Inspiré d’une incroyable histoire vraie, ce quasi huis-clos prend pour cadre une petite agence bancaire de Brooklyn par une journée d’été caniculaire typique de New-York. Le projet d’Al Pacino – l’acteur est génial du début à la fin – et de son complice John Cazale ? Braquer cette banque. Mais leur impréparation et leur amateurisme vont rapidement rendre l’entreprise ridicule : leur troisième partenaire les lâche au bout de deux minutes, les coffres sont vides, et surtout, la police va rapidement encercler le bâtiment, du fait de l’excès de zèle d’un flic qui va rendre dangereuse une situation a priori plutôt sous contrôle. Dépassant le burlesque pur de sa première demi-heure, Un après-midi de chien va se muer en un portrait implacable d’une Amérique rongée par ses excès, nous offrant la critique acerbe du sensationnalisme des chaînes de télé intéressées par le potentiel de divertissement de cette prise d’otage, et aidées par l’envie de tout à chacun de connaître son fameux quart d’heure de gloire. Développant un discours plus politique encore, Sidney Lumet évoque aussi au cours de séquences mythiques la situation des minorités noires et homosexuelles aux États-Unis. Puis, ce long-métrage au scénario plein de surprises bifurque sur un drame plus intime et absolument bouleversant, donnant des indices sur la motivation profonde des principaux protagonistes, qui à aucun moment ne sont jugés. Une mise en scène remarquable d’inventivité pour un film étonnant, détonnant et jamais manichéen.

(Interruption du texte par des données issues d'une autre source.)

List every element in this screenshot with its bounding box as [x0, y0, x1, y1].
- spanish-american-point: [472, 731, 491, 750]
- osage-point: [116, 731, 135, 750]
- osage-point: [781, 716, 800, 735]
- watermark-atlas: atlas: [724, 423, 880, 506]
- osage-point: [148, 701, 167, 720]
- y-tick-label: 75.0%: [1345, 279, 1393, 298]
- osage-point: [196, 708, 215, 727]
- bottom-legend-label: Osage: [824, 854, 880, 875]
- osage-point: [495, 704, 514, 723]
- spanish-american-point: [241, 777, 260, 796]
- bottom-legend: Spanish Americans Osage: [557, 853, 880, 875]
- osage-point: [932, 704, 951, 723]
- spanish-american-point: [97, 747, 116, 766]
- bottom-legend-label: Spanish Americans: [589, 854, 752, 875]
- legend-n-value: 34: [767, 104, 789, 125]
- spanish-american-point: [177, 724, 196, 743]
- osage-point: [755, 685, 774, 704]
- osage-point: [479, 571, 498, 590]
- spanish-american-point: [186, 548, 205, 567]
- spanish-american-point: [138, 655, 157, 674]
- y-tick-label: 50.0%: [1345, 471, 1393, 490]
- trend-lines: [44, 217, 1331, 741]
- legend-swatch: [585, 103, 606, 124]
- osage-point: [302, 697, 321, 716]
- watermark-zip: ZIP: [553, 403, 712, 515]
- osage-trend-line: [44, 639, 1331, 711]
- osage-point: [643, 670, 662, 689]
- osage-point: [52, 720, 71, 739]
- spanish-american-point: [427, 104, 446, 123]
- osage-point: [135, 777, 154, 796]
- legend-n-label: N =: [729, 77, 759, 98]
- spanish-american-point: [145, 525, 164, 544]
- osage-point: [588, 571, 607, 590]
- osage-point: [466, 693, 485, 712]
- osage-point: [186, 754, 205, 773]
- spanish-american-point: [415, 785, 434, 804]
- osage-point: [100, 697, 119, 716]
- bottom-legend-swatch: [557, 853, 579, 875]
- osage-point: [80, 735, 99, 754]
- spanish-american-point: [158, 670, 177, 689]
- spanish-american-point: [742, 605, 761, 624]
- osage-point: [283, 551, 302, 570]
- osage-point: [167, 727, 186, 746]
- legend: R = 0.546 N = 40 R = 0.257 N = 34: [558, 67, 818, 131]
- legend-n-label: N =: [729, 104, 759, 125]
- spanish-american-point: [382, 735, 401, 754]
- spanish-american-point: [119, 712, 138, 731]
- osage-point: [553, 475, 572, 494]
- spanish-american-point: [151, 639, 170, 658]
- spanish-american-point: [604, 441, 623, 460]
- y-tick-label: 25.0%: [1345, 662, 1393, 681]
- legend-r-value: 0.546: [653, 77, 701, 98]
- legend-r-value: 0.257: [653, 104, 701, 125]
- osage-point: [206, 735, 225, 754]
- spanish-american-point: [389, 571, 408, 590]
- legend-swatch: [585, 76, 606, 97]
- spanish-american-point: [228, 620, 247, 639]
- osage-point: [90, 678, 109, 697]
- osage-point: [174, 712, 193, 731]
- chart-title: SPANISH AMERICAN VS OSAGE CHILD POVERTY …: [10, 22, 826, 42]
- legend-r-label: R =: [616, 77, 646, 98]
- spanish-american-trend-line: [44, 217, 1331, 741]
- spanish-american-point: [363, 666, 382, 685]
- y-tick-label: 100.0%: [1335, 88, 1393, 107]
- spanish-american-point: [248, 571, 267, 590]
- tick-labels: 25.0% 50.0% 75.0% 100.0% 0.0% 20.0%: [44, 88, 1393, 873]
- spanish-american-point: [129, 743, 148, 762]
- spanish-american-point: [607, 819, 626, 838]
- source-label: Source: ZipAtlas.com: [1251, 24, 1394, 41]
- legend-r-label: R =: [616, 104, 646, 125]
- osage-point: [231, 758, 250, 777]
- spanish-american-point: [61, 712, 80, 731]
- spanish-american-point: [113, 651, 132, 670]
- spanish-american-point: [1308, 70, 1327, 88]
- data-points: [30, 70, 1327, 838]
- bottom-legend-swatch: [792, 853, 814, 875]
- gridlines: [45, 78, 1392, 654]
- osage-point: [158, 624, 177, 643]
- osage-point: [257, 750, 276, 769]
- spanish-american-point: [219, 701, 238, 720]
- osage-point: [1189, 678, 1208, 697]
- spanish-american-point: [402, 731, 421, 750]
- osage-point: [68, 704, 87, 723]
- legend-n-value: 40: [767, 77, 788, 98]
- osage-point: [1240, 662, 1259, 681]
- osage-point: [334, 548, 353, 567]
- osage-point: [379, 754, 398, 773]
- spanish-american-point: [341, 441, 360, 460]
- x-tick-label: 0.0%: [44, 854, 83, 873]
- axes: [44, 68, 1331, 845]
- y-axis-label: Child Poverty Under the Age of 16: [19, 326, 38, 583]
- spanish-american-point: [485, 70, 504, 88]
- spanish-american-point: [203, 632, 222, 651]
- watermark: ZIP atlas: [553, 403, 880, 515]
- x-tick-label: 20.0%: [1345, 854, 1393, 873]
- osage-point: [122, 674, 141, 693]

Un classique de 1975 que je n'avais encore jamais vu : c'est maintenant chose faite. On entre directement dans l'action dès le début du film, qui est inspiré d'une histoire vraie. C'est très bien interprété (on s'en doutait), mais j'ai quand même trouvé que c'était un peu long, et soporifique sur la fin, peut-être à cause de l'absence de musique. Bon film tout de même, avec quelques scènes mémorables.
Un film de braquage hors du commun car il montre des braqueurs tristement communs. C'est l'histoire d'un braquage qui ne peut que mal tourner car mal préparé et exécuté par deux bras cassés (le troisième laissant tomber dès les dix premières minutes du film dans un retournement surprenant) le film ne manque pas de moment drôles tant le ridicule de certaines situations prête à rire, mais en même temps dramatique tellement les personnages très commun du film sont rapidement plongés dans une situation qui les dépasse totalement. Le film repose en grande partie sur un Al Pacino désarmant et John Cazale qui complète parfaitement le duo de braqueurs amateurs plus guidés par la peur que la détermination. Bien loin de l'héroïsme du film de gangster un après midi de chien est un film multipliant les sentiments qui le rend très vivant.